Recommendations seek to guide Legal Aid Ontario in being better ally to Indigenous peoples

Legal Aid Ontario’s Aboriginal justice strategy report to improve services for Indigenous clients

The Aboriginal Justice Strategy at Legal Aid Ontario has released the first part of its consultation report on its effectiveness in delivering legal aid services and initiatives to Indigenous clients in the province, including by offering 20 recommendations.

The Aboriginal Justice Strategy and the Legal Aid Ontario are engaged in ongoing efforts to tackle the key issues raised in the first part of the report, including by addressing the barriers to accessing justice and by improving legal services, Indigenous representation and the support of Indigenous justice processes, said the news release.

The recommendations in Relationships First, Business Later, Part I aim to reduce the structural barriers within Legal Aid Ontario so that Indigenous legal services are more informed and accountable and to work together with Indigenous communities and service providers for the purposes of improving the panel management of lawyers representing Indigenous clients and of developing trauma-informed training for staff and for the private bar, public legal education on issues affecting Indigenous peoples and mechanisms to strengthen information sharing and ongoing communications for meaningful participation.

The first part’s findings are informed by consultation that started in 2019 from over 60 Indigenous communities, political organizations, service providers and legal aid users across Ontario.

The second part will be released in the future, considering that the COVID-19 pandemic has hindered meaningful consultation with the Nishnawbe‑Aski Legal Services Corporation and with communities in Nishnawbe Aski Nation territory.
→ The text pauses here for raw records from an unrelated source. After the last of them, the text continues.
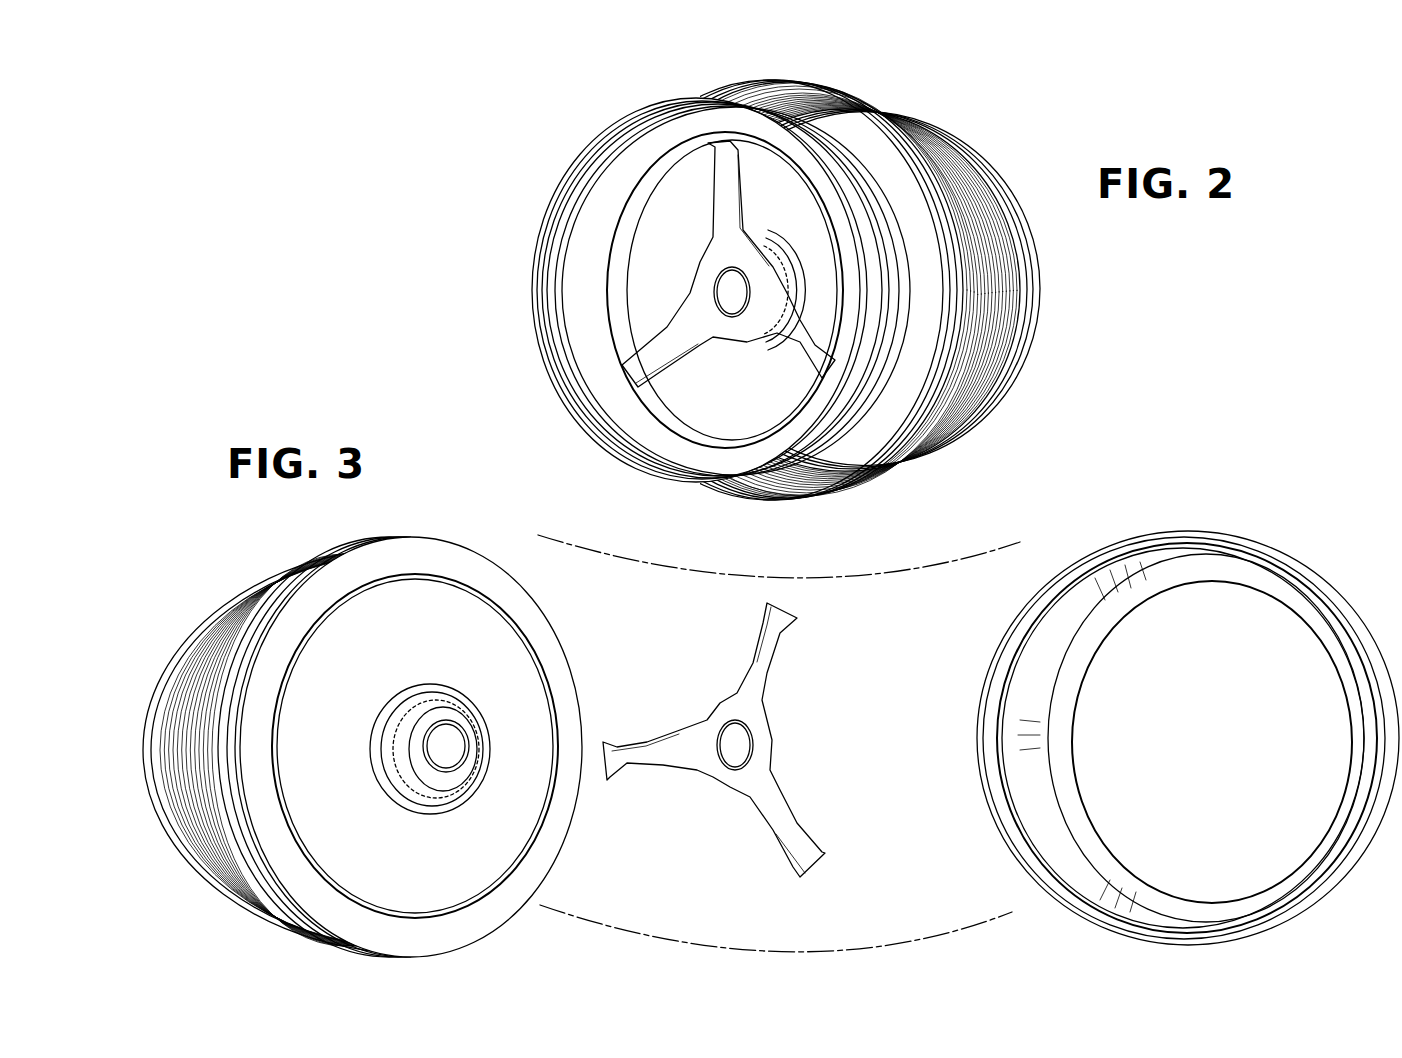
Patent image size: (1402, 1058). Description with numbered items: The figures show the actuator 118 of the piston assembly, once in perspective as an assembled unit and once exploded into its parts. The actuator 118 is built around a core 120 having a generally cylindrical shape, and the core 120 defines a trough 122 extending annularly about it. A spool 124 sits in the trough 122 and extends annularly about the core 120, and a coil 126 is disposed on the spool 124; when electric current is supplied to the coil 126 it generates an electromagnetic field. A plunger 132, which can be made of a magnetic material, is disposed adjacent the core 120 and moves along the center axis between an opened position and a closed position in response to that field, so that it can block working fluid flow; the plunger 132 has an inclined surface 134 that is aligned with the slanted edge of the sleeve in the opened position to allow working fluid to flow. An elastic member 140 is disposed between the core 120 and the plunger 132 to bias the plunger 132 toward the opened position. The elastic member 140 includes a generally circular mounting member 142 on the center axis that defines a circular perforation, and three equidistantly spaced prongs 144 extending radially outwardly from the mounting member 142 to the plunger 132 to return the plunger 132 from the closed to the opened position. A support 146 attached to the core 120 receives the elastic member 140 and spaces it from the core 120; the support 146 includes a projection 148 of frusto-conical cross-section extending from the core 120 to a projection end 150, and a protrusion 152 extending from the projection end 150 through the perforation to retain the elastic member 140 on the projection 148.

In FIG. 2, the actuator 118 is at (797, 289).
In FIG. 3, the actuator 118 is at (411, 705).
In FIG. 2, the core 120 is at (688, 280).
In FIG. 3, the core 120 is at (482, 573).
In FIG. 2, the trough 122 is at (860, 290).
In FIG. 3, the trough 122 is at (411, 731).
In FIG. 2, the spool 124 is at (1030, 277).
In FIG. 3, the spool 124 is at (168, 653).
In FIG. 2, the coil 126 is at (985, 235).
In FIG. 3, the coil 126 is at (207, 856).
In FIG. 2, the plunger 132 is at (647, 113).
In FIG. 3, the plunger 132 is at (1188, 733).
In FIG. 3, the inclined surface 134 is at (1092, 597).
In FIG. 2, the elastic member 140 is at (745, 234).
In FIG. 3, the elastic member 140 is at (723, 740).
In FIG. 2, the mounting member 142 is at (708, 302).
In FIG. 3, the mounting member 142 is at (722, 780).
In FIG. 2, the prongs 144 is at (693, 140).
In FIG. 3, the prongs 144 is at (760, 668).
In FIG. 2, the support 146 is at (826, 200).
In FIG. 3, the support 146 is at (389, 728).
In FIG. 2, the projection 148 is at (793, 267).
In FIG. 3, the projection 148 is at (383, 729).
In FIG. 2, the projection end 150 is at (797, 298).
In FIG. 3, the projection end 150 is at (414, 761).
In FIG. 2, the protrusion 152 is at (735, 320).
In FIG. 3, the protrusion 152 is at (440, 740).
This consultation will resume once public health conditions will allow such and once the communities have extended an invitation. The second part of the report and its recommendations will focus on the specific needs of the Nishnawbe Aski Nation territory.

David Field, Legal Aid Ontario’s chief executive officer and president, said in the news release that the organization commits to being an effective ally to Indigenous People, families and communities in Ontario and to ensuring the delivery of high-quality legal services to Indigenous clients, as well as recognizes the importance of cooperating with Indigenous communities, stakeholders and service providers for this purpose.
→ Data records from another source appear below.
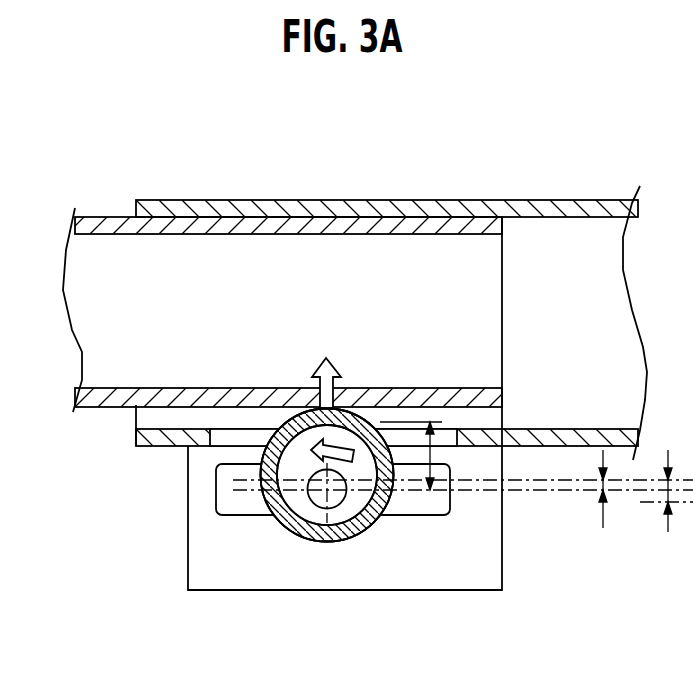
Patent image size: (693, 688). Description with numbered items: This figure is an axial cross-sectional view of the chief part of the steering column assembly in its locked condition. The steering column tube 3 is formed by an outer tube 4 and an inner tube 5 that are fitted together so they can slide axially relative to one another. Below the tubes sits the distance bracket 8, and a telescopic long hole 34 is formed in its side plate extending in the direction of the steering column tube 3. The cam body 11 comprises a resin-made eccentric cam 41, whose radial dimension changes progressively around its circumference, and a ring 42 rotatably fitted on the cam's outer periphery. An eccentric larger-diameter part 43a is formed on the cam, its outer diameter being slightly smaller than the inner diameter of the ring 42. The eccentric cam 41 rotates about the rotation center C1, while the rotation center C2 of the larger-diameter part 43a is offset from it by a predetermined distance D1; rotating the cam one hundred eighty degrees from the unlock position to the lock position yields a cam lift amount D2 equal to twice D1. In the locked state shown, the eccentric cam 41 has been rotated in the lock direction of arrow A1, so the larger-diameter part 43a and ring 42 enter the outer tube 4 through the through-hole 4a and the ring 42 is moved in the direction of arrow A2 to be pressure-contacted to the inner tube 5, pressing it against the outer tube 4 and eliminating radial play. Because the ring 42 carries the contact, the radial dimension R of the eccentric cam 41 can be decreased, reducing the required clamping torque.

The steering column tube 3 is at (355, 282).
The outer tube 4 is at (391, 292).
The through-hole 4a is at (212, 442).
The inner tube 5 is at (113, 215).
The distance bracket 8 is at (483, 548).
The cam body 11 is at (361, 537).
The telescopic long hole 34 is at (237, 513).
The eccentric cam 41 is at (290, 503).
The ring 42 is at (316, 508).
The larger-diameter part 43a is at (259, 451).
The lock direction arrow A1 is at (342, 445).
The ring movement direction arrow A2 is at (328, 357).
The rotation center of eccentric cam C1 is at (327, 490).
The rotation center of larger-diameter part C2 is at (346, 484).
The radial dimension of eccentric cam R is at (435, 455).
The eccentric distance D1 is at (605, 507).
The cam lift amount D2 is at (666, 509).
Chi miigwetch to Indigenous communities, stakeholder and service providers for the work that they continue to do for Indigenous people in the legal system,” said Rebecca Hammond, Aboriginal Justice Strategy’s policy counsel. “Chi miigwetch for your honesty and your commitment to holding LAO and the AJS accountable to the people they serve.”

In the news release, Legal Aid Ontario also recognized that its efforts and the work of its community partners take place on traditional Indigenous territories in Ontario and that its Toronto-based provincial office is found on the traditional territory of many nations, such as the Mississaugas of the Credit, the Anishnabeg, the Chippewa, the Haudenosaunee and the Wendat peoples. The organization expressed gratitude to the First Nations, Metis and Inuit people who have cared for these territories since time immemorial.